Ablation: The Discount Factor \(\gamma\)

The hyperparameter \(\gamma\) controls how much the model cares about future rewards versus immediate actions.

Line charts showing relative performance vs gamma for noisy and clean settings.

Figure 3 reveals an interesting dynamic:

  • In Noisy settings (Red line), a smaller \(\gamma\) is often better. This effectively tells the model: “Focus on the immediate next step, the distant future is too noisy to trust.”
  • In Clean settings (Orange line), a larger \(\gamma\) works better. The model can trust the long-term “lose” trajectories and learn strategic planning.

Conclusion

Adapting Large Language Models to act as agents is one of the most important frontiers in AI. While we have mastered the art of the single-turn chat, multi-step reasoning requires different tools.

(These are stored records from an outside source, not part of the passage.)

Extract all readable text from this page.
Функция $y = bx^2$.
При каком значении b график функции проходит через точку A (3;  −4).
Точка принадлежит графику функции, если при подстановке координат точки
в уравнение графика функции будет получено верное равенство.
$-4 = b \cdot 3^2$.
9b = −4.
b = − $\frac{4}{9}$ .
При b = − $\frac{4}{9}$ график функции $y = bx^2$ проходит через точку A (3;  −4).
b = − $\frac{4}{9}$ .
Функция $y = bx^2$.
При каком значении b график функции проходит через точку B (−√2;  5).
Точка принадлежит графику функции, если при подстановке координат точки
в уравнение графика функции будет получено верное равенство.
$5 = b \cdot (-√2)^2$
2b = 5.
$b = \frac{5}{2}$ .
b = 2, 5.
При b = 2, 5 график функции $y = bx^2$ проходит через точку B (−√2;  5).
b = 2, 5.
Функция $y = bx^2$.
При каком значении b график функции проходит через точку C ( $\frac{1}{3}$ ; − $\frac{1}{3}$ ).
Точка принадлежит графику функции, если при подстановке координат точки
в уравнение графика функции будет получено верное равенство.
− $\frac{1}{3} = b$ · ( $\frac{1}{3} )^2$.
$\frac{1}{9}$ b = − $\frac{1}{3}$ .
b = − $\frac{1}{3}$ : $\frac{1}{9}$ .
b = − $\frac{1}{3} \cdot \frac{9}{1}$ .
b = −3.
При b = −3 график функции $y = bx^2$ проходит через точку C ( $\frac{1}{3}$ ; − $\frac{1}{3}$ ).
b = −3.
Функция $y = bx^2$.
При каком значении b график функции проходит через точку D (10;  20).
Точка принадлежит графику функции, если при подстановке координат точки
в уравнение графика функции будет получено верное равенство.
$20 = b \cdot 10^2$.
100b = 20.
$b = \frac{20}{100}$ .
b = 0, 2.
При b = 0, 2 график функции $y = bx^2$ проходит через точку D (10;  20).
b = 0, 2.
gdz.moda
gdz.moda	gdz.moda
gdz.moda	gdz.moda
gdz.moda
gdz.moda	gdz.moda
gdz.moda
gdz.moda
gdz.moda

The paper “Direct Multi-Turn Preference Optimization for Language Agents” identifies a subtle but critical flaw in applying standard DPO to agent tasks: the partition function does not cancel out when trajectories vary in states and lengths.

By shifting the optimization constraint from the policy to the State-Action Occupancy Measure, DMPO makes the partition function a global constant. By adding length normalization, it accounts for the fact that a 5-step success is different from a 20-step failure.

The result is a loss function that is theoretically sound for MDPs and practically superior in experiments. For students and practitioners building the next generation of agents, DMPO offers a robust alternative to PPO and standard DPO, enabling agents that can plan longer, stay on track better, and handle the noise of the real world.

Key Takeaways:

  • Don’t just copy-paste: Algorithms like DPO designed for bandits (single-step) don’t automatically work for MDPs (multi-step).
  • Math matters: The derivation of DMPO shows that rigorous mathematical grounding (fixing the \(Z\) term) leads to tangible performance gains.
  • Normalization is key: Handling trajectory length differences is essential when learning from preferences in agent tasks.